Discussion with the Jury (MP3 - audio) [01:29:04]

The members of the Jury

  • Olivier Pivert, Professor at Univ. Rennes 1 / president
  • Norbert E. Fuchs, Senior researcher at Univ. Zurich / referee
  • Marianne Huchard, Professor at Univ. Montpellier 2 / referee
  • Eero Hyvönen, Professor at Univ. Aalto / referee
  • Karell Bertet, Associate professor (HDR) at Univ. La Rochelle / examiner
  • Fabien Gandon, Researcher (HDR) at INRIA Valbonne / examiner

Abstract

In many domains where information access plays a central role, there is a gap between expert users who can ask complex questions through formal query languages (e.g., SQL), and lay users who either are dependent on expert users, or must restrict themselves to ask simpler questions (e.g., keyword search).
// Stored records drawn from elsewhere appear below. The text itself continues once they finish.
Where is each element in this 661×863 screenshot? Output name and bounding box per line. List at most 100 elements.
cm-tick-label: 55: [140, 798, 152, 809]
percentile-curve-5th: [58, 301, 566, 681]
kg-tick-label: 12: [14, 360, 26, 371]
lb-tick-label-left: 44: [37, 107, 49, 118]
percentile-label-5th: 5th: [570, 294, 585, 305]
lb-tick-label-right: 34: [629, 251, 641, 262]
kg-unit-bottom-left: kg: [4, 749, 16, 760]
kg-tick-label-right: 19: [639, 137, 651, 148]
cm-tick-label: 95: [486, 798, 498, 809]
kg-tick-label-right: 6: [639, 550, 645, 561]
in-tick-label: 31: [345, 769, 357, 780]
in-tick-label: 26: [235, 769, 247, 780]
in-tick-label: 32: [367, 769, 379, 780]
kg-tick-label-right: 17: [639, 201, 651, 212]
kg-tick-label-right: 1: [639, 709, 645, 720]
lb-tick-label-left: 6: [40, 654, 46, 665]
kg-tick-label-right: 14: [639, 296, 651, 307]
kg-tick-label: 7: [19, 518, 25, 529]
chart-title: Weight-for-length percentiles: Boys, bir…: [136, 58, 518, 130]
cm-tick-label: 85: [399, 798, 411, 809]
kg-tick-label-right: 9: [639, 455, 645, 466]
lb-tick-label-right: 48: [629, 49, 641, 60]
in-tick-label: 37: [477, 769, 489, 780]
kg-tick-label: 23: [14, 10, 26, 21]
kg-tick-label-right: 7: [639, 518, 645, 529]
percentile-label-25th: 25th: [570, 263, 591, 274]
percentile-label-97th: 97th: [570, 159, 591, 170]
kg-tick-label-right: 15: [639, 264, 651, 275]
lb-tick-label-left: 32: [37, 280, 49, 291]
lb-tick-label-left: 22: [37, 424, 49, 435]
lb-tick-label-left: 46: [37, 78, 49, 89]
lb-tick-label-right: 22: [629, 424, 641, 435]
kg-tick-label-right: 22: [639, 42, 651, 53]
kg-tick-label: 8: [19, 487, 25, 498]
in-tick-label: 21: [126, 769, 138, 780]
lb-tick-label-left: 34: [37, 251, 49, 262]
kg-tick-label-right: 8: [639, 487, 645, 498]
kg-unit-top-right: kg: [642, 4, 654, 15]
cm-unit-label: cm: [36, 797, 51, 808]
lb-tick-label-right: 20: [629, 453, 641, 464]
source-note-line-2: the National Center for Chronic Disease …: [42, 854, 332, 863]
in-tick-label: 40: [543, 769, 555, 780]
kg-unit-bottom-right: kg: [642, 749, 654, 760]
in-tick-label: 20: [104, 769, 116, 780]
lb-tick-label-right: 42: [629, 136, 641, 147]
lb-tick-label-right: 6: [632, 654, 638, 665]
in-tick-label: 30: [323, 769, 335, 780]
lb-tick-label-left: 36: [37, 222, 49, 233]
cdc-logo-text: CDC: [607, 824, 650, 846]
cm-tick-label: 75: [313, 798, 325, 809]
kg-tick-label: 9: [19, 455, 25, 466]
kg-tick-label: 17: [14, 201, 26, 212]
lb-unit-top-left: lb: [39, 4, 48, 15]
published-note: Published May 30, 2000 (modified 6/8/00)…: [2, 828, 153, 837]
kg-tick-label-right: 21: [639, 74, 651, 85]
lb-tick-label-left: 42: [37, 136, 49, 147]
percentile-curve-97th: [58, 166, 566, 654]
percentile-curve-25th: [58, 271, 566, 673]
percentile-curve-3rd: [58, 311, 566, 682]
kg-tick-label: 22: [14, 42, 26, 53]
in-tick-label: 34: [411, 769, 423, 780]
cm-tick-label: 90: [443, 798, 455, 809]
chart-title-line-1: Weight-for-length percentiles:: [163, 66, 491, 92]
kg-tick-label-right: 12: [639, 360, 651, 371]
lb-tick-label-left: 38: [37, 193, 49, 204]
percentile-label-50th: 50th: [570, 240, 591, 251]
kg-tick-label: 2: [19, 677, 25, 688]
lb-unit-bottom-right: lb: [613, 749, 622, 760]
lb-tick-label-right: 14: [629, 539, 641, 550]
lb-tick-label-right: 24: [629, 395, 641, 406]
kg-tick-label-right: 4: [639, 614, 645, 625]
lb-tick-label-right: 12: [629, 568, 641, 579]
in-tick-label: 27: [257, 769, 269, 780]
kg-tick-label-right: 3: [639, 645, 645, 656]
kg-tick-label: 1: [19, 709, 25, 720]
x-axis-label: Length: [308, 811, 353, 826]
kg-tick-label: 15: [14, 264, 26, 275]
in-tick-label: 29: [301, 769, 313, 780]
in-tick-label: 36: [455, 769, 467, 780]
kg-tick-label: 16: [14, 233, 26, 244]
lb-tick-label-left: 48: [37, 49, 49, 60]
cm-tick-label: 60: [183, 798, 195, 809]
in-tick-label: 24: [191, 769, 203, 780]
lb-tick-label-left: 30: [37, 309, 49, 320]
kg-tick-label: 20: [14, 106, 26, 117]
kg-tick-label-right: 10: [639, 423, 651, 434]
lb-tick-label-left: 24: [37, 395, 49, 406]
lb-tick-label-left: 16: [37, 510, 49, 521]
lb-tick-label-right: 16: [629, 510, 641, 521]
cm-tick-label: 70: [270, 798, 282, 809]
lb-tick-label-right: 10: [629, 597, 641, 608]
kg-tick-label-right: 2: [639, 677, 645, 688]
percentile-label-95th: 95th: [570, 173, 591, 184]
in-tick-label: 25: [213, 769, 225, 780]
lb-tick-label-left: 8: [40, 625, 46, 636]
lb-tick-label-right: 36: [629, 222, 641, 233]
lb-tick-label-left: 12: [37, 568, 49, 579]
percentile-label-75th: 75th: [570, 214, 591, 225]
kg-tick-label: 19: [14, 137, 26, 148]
Because of the formal nature of those languages, there seems to be an unescapable trade-off between expressivity and usability in information systems.
The objective of this thesis is to present a number of results and perspectives that show that the expressivity of formal languages can be reconciled with the usability of widespread information systems (e.g., browsing, Faceted Search (FS)). The final aim of this work is to empower people with the capability to produce, explore, and analyze their data in a powerful way.
We have proposed a number of theories and implementations to better reconcile expressivity and usability, and applied them to a number of contexts going from file systems to the Semantic Web. In this thesis, we introduce an unifying framework inspired by Formal Concept Analysis (FCA) to factor out the main ideas of all those results: Abstract Conceptual Navigation (ACN). The principle of ACN is to guide users by letting them navigate in a conceptual space where places are concepts connected by navigation links. Concepts are characterized by a formal query, and are made of two parts: an extension and an intension. The extension is made of query results while the intension is made of the query itself and an index of query increments over results.
Finally, navigation links are formally defined as query transformations. The conceptual space is not static but is induced by concrete data, and evolves with it. ACN therefore combines the expressivity of formal query languages with the guidance of conceptual navigation. The readability of queries is improved by verbalizing them to (or parsing them from) a Controlled Natural Language (CNL). Readability and guidance together support usability by speaking user’s language, and by providing a systematic assistance.